Magistrados falam sobre a nova lei do recurso de revista em evento da Escola Judicial
A Escola Judicial do Tribunal Regional do Trabalho da 4ª Região (RS) promoveu, na última sexta-feira (6/3), o seminário "O Recurso de Revista e a Repercussão Geral no Processo do Trabalho de acordo com a Lei 13.015/2014". O evento ocorreu no auditório Ruy Cirne Lima da EJ e contou com as palestras do advogado e juiz do Trabalho aposentado da 9ª Região, Manuel Antônio Teixeira Filho, e do desembargador do TRT-RS e professor da Universidade Federal do Rio Grande do Sul (UFRGS), Francisco Rossal de Araújo. O seminário foi prestigiado por desembargadores e juízes da 4ª Região, além de assessores de desembargadores, advogados, servidores e demais interessados pelo tema.
Na abertura do evento, as desembargadoras Cleusa Regina Halfen, presidente do TRT-RS, e Ana Luiza Heineck Kruse, vice-presidente, saudaram os palestrantes e o público presente. Segundo a presidente Cleusa, a Lei 13.015, de 2014, trouxe alterações relevantes no processo do trabalho e, por isso, sua discussão é de extrema relevância. Já a vice-presidente Ana Luiza avaliou que a implementação da nova lei é um desafio para a Justiça do Trabalho, mas que é preciso acreditar que ela resultará em celeridade ao processo do Trabalho.
Conforme o jurista Manuel Antônio Teixeira Filho, a principal novidade trazida pela Lei 13.015/2014 é a exigência, para que sejam admitidos os recursos de revista, que os tribunais unifiquem sua jurisprudência.

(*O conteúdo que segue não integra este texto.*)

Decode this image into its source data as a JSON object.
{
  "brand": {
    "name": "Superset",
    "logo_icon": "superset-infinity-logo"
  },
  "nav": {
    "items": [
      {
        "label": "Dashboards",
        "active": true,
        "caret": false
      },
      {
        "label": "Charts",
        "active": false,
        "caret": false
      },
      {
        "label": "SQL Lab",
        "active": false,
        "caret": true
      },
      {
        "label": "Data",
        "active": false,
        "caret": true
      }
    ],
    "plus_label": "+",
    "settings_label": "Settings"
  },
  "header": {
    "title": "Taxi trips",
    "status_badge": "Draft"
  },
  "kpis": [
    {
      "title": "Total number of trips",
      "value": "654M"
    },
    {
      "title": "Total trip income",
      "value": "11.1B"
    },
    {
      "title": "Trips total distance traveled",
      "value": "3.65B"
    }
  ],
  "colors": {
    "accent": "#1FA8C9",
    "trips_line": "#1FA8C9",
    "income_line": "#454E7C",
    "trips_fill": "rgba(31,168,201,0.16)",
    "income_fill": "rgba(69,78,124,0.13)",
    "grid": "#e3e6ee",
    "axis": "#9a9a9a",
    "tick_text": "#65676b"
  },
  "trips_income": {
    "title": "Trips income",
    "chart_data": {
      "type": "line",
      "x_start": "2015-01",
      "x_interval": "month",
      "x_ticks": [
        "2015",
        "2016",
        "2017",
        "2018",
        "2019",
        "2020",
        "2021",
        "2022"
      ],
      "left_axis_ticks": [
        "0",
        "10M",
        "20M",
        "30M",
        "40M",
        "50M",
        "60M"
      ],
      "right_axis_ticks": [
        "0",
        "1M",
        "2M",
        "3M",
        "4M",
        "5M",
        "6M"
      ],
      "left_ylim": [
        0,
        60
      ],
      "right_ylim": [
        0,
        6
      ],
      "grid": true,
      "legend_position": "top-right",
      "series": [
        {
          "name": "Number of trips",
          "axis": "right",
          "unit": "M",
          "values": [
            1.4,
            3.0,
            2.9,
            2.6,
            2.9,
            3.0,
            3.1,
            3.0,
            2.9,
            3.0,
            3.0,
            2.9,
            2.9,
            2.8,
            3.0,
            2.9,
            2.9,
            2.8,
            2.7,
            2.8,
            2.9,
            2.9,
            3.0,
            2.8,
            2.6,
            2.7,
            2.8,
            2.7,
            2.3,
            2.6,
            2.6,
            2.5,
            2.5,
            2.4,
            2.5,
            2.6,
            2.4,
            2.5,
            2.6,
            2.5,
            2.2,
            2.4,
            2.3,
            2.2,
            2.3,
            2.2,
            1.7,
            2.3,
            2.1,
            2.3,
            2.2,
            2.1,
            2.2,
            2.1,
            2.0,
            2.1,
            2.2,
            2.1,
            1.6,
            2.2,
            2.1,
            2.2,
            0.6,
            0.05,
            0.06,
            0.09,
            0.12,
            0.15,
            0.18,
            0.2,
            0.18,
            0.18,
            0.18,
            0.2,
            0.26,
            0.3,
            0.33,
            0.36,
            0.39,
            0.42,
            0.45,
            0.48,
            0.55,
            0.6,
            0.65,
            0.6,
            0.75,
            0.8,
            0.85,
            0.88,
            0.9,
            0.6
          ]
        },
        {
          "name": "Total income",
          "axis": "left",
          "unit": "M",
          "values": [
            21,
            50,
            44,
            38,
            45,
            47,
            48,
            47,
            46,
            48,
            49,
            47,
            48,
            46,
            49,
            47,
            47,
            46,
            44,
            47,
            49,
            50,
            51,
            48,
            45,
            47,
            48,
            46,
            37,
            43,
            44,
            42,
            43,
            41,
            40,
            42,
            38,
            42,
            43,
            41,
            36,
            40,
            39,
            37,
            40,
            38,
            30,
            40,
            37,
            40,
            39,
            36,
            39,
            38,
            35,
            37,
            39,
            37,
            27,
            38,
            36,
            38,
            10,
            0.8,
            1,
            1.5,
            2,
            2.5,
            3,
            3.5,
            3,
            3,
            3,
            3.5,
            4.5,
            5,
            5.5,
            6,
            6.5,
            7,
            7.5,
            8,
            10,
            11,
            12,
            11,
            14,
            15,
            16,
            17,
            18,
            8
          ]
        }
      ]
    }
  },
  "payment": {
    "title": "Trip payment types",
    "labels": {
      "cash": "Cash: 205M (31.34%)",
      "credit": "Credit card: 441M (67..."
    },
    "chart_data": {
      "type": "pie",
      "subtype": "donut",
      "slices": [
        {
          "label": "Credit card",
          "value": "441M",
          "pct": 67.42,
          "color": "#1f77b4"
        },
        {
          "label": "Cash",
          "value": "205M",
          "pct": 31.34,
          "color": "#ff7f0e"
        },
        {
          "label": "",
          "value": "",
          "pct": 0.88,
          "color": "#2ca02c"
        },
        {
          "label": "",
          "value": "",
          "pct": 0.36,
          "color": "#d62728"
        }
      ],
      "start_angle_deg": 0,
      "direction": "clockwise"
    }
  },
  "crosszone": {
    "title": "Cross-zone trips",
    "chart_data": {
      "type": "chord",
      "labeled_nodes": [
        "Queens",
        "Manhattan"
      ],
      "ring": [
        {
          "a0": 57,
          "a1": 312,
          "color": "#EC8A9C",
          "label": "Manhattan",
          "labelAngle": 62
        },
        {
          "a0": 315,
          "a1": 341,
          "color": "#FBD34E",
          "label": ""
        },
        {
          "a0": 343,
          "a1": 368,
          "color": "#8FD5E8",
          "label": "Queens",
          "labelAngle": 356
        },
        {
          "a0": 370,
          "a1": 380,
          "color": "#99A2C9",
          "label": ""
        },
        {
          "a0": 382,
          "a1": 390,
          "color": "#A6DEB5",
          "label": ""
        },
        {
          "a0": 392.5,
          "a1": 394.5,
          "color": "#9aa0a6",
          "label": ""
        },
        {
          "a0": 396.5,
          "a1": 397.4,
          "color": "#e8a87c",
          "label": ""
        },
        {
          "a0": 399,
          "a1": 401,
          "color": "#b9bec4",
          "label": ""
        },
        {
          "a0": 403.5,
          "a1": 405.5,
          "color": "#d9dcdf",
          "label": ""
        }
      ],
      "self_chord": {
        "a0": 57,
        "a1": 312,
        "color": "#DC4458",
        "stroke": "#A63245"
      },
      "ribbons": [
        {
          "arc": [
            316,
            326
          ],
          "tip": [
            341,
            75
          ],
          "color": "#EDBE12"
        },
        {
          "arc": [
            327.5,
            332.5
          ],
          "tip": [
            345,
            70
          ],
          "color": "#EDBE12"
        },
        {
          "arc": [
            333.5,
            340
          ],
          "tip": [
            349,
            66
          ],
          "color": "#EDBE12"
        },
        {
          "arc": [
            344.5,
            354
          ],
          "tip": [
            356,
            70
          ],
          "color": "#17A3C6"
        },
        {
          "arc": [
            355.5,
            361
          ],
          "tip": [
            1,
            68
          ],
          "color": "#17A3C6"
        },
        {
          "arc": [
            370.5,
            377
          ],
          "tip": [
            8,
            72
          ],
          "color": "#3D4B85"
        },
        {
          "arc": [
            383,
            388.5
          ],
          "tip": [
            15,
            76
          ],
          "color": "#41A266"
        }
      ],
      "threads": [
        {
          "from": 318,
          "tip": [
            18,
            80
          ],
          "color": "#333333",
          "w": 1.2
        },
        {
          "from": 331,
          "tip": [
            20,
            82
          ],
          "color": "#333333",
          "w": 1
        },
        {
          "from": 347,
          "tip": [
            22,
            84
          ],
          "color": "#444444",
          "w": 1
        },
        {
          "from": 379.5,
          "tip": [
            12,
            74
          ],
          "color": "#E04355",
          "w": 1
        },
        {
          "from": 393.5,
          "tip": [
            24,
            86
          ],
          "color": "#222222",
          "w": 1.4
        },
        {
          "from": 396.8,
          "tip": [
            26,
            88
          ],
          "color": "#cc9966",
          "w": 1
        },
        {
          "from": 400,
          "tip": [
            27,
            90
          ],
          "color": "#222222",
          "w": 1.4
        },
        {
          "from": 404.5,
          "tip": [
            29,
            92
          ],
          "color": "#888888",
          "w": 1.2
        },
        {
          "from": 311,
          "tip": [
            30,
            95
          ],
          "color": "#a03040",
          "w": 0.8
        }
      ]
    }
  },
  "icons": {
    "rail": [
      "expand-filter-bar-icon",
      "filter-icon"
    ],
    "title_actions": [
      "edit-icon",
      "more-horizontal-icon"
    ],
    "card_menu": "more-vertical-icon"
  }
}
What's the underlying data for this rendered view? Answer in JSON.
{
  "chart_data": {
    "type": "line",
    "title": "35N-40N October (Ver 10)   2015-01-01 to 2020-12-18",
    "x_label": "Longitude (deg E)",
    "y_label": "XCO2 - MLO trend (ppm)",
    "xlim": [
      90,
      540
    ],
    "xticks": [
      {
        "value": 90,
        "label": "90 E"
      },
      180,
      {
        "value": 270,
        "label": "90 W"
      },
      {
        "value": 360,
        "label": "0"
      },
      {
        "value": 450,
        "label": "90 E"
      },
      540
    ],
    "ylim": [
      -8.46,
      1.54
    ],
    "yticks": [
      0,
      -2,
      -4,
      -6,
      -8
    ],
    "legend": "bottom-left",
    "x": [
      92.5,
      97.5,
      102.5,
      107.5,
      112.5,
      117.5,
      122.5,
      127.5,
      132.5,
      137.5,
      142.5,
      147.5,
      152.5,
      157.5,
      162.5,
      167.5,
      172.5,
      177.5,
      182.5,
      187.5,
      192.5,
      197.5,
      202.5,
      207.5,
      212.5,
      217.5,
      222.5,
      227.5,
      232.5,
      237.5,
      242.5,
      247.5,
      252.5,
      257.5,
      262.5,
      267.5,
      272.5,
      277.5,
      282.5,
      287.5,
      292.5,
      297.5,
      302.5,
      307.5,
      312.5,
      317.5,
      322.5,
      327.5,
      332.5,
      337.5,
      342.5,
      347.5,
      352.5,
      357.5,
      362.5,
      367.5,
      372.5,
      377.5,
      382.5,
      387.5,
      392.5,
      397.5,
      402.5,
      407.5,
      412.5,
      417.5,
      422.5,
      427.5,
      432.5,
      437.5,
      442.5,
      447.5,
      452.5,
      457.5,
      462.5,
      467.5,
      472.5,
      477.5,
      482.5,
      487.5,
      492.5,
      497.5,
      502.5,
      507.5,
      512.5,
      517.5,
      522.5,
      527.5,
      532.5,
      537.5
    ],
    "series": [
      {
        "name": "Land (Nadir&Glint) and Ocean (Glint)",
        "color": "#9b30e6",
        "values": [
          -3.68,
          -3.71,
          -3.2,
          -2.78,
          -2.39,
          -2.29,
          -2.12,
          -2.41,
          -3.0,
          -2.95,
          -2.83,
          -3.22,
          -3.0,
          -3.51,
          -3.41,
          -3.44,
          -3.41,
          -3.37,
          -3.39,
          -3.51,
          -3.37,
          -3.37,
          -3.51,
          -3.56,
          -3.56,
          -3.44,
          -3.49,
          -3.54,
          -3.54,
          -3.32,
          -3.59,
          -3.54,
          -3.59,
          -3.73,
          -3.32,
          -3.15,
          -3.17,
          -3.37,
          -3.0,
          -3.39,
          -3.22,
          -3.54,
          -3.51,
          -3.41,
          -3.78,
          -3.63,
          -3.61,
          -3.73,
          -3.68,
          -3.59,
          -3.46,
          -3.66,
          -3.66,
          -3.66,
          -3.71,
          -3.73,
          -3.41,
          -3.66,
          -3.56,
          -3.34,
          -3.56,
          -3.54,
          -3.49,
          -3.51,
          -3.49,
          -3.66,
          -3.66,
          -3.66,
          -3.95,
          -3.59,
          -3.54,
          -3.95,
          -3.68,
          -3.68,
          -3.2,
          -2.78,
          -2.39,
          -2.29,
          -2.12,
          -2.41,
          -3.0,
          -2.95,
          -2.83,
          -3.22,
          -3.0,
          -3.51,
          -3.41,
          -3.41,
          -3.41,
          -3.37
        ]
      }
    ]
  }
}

Como explicou o magistrado, as partes envolvidas no processo, o juiz ou o Ministério Público do Trabalho podem "avisar" ao Tribunal Superior do Trabalho que o entendimento daquela matéria não está unificado no tribunal regional de origem. Neste caso, o TST devolverá o processo sem admitir o recurso de revista.
Na avaliação do advogado, a finalidade das alterações é trazer uma relativa segurança jurídica aos jurisdicionados. "Eu digo relativa porque mesmo que os tribunais regionais editem súmulas unificando sua jurisprudência, essas súmulas podem ser alteradas posteriormente. E, também, porque os juízes não são obrigados a seguirem as súmulas, a não ser as súmulas vinculantes do Supremo Tribunal Federal (STF)", detalhou.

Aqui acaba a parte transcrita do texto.